There does not seem to be any hurry among the partners of New Nepal to move further. It appears as though their only job was to root out the indigenous monarchy from the land and proclaim a republic. The Rules of Procedures to be applied to the Assembly in drafting the new constitution remains stuck at the Rules of Procedure Drafting Committee. The Assembly cannot move without it. The resultant inertia has become a good instrument to let off steam. From the little that this author has found so far, the ruling coalition is still without any time plan for the Assembly’s constitution making business. It is not because there are far too many dull men in grey suits, who cannot plan anything, but because their leaders think their jobs are better done elsewhere.
Moreover, there have been little credible assurances from the Prime Minister and his senior cabinet colleagues that the CA will start its business within a few days. All recent cabinet meetings have been concluded without a single word about the bottlenecks before the Assembly, and the efforts of the government, if any, to remove them. Rebellion has been transferred into angst.
This lack of eagerness of the ruling coalition to begin the constitution making agenda, and the grand acquiescence of this delay by the Nepali Congress — theoretically, the main opposition in the CA — have not surprised anybody. Civil society leaders who supported the Maoist movement until last year have not found it worth their while to kick up a fuss about this issue.

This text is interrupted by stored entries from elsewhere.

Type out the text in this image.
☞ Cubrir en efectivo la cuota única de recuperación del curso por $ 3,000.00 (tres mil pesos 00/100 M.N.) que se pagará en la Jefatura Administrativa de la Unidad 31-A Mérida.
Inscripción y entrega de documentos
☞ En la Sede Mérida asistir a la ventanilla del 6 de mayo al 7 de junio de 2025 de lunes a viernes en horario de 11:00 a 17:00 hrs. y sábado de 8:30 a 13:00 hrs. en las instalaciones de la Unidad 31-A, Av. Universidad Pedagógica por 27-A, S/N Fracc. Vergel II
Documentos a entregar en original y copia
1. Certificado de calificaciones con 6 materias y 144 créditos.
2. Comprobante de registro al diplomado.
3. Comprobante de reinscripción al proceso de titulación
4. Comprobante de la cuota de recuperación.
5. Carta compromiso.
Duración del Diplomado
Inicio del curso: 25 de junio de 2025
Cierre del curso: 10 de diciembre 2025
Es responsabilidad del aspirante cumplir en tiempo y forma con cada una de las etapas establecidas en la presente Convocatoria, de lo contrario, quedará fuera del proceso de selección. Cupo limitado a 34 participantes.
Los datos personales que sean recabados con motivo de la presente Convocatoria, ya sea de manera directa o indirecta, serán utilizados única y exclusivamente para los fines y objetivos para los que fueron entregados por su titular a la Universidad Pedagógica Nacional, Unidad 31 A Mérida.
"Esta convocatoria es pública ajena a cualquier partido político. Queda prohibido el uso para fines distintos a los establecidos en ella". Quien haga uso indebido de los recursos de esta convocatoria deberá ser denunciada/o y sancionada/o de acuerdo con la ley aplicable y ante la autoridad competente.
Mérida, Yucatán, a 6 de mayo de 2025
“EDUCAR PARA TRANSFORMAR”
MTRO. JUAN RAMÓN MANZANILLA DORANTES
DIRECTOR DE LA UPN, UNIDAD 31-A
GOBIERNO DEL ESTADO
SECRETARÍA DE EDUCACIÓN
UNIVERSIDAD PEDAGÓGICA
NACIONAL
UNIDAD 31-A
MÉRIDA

The so called independent media of Nepal, which is better known for its value judgment than for objective reporting, does not have any position on this matter. Their appetite for democracy remains minimal.

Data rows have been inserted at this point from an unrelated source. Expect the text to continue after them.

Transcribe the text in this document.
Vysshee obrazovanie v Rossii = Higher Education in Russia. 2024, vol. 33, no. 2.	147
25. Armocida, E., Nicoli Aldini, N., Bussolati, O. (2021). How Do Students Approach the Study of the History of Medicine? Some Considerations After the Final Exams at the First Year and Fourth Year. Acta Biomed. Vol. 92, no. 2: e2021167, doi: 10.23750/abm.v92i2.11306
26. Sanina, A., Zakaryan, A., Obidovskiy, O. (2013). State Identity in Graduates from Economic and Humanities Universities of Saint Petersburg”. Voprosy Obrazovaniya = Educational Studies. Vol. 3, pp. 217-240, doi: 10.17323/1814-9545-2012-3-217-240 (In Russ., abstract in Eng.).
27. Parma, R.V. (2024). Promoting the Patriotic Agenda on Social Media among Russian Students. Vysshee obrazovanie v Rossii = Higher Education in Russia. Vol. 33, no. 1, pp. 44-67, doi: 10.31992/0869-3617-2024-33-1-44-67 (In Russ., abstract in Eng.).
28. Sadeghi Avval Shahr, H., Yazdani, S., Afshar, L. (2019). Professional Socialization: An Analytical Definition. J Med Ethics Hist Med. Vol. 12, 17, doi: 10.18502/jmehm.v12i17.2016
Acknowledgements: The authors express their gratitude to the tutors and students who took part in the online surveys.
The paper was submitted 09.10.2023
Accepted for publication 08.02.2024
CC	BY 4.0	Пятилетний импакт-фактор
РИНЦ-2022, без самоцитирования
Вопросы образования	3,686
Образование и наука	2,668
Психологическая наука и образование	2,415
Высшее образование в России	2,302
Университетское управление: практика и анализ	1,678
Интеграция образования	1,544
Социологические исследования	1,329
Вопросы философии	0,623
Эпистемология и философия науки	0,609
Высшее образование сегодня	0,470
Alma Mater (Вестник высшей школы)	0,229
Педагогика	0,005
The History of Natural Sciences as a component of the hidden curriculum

In fact, the champions of the CA have all disappeared from the strip. The Nepalese versions of American founding fathers — George Washington, John Adams, Thomas Jefferson, and others such as James Madison, Alexander Hamilton, Benjamin Franklin, John Jay — are all conspicuously absent from the political scene. There is no more pressure for a new Constitution. The West remains optimistic, but on slender grounds.

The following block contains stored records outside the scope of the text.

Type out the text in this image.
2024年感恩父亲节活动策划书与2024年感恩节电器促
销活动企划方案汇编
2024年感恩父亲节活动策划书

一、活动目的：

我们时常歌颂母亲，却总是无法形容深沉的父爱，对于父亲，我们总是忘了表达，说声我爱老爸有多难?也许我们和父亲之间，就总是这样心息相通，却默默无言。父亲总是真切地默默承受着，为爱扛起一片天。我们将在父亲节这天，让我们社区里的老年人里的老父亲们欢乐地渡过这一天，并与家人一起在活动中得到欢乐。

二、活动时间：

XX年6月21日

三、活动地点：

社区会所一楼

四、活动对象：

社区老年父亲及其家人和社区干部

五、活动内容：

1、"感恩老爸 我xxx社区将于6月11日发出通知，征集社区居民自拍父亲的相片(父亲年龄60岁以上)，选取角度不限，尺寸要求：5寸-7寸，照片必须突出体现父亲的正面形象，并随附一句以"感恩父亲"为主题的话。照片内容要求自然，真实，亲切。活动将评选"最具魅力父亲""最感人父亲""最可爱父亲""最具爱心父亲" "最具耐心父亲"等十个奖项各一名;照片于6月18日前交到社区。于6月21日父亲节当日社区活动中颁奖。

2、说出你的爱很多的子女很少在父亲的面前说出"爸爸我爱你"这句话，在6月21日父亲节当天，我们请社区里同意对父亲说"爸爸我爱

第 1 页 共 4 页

In summary, this is the Alice in Wonderland world of CA. This is definitely a reflection of the system in crisis. This crisis may get prolonged given the poor performance of the opposition in the Assembly. It is the function of the opposition to take the critical lead in holding the government accountable for its actions and inactions, and policies and proposals. It has to be able to review the situation and comment on them independently when necessary. Apparently, the opposition is as extraordinarily shortsighted as the other stakeholders. It is not the time to only focus on governance issues at the expense of constitution making.
As the main opposition party, the Nepali Congress has the right to be offered the first and most extensive opportunity to know what is happening out there. One could think of the official opposition advocating a new set of policies which are significantly different from those of the government, which try to maintain democratic credentials of the proposed system, and contest the government formulations based on established standards. It has not even been able to ask the government to explain this enforced immobility of the Assembly.
In any case, the power and ability of the Nepali Congress to perform this role effectively is open to question. As one can see, not only does the Congress face fragmentation within its rank and file, its public support is now much slimmer than it was in the past because of vanishing support of conservative democrats and ‘BP-ite’ nationalists. Girija Prasad Koirala’s steady and gradual parting with Nepali Congress’ foundational values, including the principle of national reconciliation, and his movement away from maintaining an independent foreign policy for Nepal, have caused many interest groups, lobbying and advocacy organizations, and research institutes to walk away from the Congress banner in search of other dependable democratic and nationalist outlets. This has definitely weakened the capacity to guard the constitution making process.
Other smaller parties may also find it increasingly difficult to make sure that Nepal adopts a democratic constitution that satisfies the thirst of the common people. Two factors are important: the importance of ‘behind the scenes’ contact with the government and discussion in committees, which is usually more effective for the opposition than debate on the floor. Both could be especially useful prior to the first reading, ensuring that opposition views are taken into account from the outset.
The CA is not a workout in the ‘Wonderland.’ It is often difficult to decide what is in the national interest if there is no transparent debate on important constitutional matters. It might, in any case, be best served by continuing to put forward an alternative view on every position. Several decisions have been taken in the past to evade these debates and deprive people from exercising their franchise. The choice is not always simply between national and party interest — sometimes they need to look upon important international issues as well. After all, it is the proxy forces that have been making history in Nepal, and there does not seem to be any change this time around as well.
There are deep forces at work: social, cultural and political identities have become fluid as old political ideologies are replaced by a web of ethnic, religious and demographic distinctions between people. Their democratic management is certainly essential. But the revolutionary arrangements that are being negotiated behind the curtains are keeping the CA inert and do not have any link with the demands of the people.